Nine hours after rats fed ad libitum for 14 days a 10% caein diet (10C), a 10% casein diet containing 7% glycine (10C7G) and a 10% casein diet containing 7% glycine with 1.4% l-arginine HCI and 0.9% l-methionine (10C7GArgMet) were force-fed 10 ml of each diet suspension containing 5 μCi of glycine-U-¹⁴C per 100 g of body weight, the radioactivity recoveries of ¹⁴C in expired CO₂, tissue components and urine were determined.

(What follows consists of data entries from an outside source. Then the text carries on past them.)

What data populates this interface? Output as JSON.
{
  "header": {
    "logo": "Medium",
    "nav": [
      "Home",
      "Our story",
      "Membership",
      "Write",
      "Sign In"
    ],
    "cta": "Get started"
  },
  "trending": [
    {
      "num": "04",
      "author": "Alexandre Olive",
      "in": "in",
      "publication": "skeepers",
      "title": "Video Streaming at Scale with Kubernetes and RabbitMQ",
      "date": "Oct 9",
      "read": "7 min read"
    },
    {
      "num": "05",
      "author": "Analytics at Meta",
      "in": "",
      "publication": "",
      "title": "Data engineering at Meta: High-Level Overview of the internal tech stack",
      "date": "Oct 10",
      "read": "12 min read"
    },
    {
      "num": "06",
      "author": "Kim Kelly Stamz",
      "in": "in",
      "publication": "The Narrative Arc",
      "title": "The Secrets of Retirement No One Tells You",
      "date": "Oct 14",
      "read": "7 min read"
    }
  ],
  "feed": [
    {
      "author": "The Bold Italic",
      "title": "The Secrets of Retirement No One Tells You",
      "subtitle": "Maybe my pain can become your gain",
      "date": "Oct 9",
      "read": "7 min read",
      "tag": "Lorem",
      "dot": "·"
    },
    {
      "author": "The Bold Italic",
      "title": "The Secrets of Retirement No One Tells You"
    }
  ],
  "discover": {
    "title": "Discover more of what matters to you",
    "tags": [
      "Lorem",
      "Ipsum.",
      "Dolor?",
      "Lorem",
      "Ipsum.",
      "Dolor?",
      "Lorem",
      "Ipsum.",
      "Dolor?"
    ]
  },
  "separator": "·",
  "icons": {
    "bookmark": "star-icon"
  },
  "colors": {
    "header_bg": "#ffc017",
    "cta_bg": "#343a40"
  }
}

The radioactivity recovery of ¹⁴C in the expired C0₂ of the 10C7G group was generally higher than that of the 10C7GArgMet group, and those of both groups would have been much higher than that of the 10C group unless the isotope had been diluted. The amount of expiratory ¹⁴C of rats fed a 25 % casein diet containing 7% glycine was not different from that of the 10C7G group. The recovery of ¹⁴C in the trichloroacetic acid (TCA) soluble fraction of muscle of the 10C7G and the 10C7GArgMet groups were greater than that of the 10C group, but there was no difference between the 10C7G and the 10C7GArgMet groups. The recoveries of ¹⁴C in the TCA soluble fraction and protein of plasma and liver, and the muscle protein were negligible in all the groups. The amount of glycine-¹⁴C incorporated into the carcass lipids of the 10C7GArgMet group was larger than that of other groups. Those in the carcass lipids of the 10C7G and the 10C7GArgMet groups would have been much higher than that of the 10C group unless the dilution of the isotope had taken place. The recoveries of ¹⁴C in the liver and muscle glycogen, and liver lipids were remarkably small in all the groups. From the above results, it was suggested that the degradation of glycine-¹⁴C to expiratory CO₂ was not accelerated, but the rate of incorporation of the isotope into carcass lipids was increased by the supplementation of l-arginine and l-methionine to the 10C7G diet as compared with that of rats fed the 10C7G diet.